UNITED NATIONS: Pakistan has called for preventing Israel’s planned offensive on Rafah, saying it will further intensify the suffering of the Gaza people and risks widening the conflict.
The planned offensive of Israel in Rafah must be stopped, Ambassador Usman Jadoon, deputy permanent representative of Pakistani to the UN, told the UN Security Council on Tuesday while highlighting the threat of famine.
The Pakistani diplomat also warned against the imminent threat of famine in the war-hit Gaza Strip, pointing out Israel’s ongoing five-month genocidal military campaign has martyred 30,000 Palestinians, mostly women, and children, and displaced the whole 2.3 million population of the enclave with half a million people facing starvation.
Destruction Caused by Israeli Forces in Gaza
Compounding the already grave situation, he said Israeli troops not only leveled Gaza’s cities, they have also brazenly destroyed agricultural land and the fishing fleet of Gaza.

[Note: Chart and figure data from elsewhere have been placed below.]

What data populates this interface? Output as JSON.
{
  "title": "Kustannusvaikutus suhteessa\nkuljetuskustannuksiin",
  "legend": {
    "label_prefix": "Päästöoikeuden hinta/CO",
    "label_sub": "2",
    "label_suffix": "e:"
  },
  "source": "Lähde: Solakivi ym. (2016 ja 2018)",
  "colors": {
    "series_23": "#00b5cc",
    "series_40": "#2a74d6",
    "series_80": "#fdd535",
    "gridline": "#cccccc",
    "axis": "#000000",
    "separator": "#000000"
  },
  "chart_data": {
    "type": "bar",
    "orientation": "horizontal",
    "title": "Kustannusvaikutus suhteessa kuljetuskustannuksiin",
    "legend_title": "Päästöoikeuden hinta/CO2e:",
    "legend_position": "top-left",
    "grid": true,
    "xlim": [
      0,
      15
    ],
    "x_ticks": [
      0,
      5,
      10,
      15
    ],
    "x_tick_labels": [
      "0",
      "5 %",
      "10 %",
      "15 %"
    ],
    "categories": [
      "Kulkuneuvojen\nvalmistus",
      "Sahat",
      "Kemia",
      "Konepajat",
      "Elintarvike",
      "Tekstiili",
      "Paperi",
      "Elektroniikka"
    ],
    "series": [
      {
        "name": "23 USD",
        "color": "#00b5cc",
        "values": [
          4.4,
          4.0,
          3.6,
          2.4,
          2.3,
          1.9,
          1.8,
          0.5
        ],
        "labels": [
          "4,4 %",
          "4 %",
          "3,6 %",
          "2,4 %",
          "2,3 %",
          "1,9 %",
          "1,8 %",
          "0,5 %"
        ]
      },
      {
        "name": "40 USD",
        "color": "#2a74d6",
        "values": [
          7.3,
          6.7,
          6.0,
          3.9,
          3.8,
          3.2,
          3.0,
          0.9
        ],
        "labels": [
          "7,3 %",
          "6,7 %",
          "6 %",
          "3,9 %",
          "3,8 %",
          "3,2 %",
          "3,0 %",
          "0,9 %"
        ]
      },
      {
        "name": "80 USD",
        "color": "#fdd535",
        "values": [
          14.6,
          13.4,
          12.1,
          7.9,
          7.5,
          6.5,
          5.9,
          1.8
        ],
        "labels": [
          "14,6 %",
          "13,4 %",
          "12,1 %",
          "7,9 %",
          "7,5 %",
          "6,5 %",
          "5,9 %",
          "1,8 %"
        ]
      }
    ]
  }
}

Earlier, three UN humanitarian officials warned that there was a high risk of conflict-induced famine in the enclave if the war does not stop soon.
Director of the coordination division in the UN humanitarian office Ramesh Rajasingham said that if nothing is done, a widespread famine in Gaza was almost inevitable, and the conflict, which since October has claimed the lives of nearly 30,000 people and wounded more than 70,000, according to the Ministry of Health in Gaza, would have many more victims.
Rajasingham said at least 576,000 people in Gaza — 25 percent of the population — were one step away from famine, and practically the whole population was relying on insufficient humanitarian food assistance to survive.
Carl Skau, the World Food Programme’s deputy executive director, said that, unfortunately, there was every possibility for further deterioration. Gaza was facing the worst level of child malnutrition anywhere in the world, and one child in every 6 under the age of 2 was acutely malnourished.
Assistant director-general of the UN’s Food and Agriculture Organization, Maurizio Martina, explained how the whole food supply chain had been impacted by the war.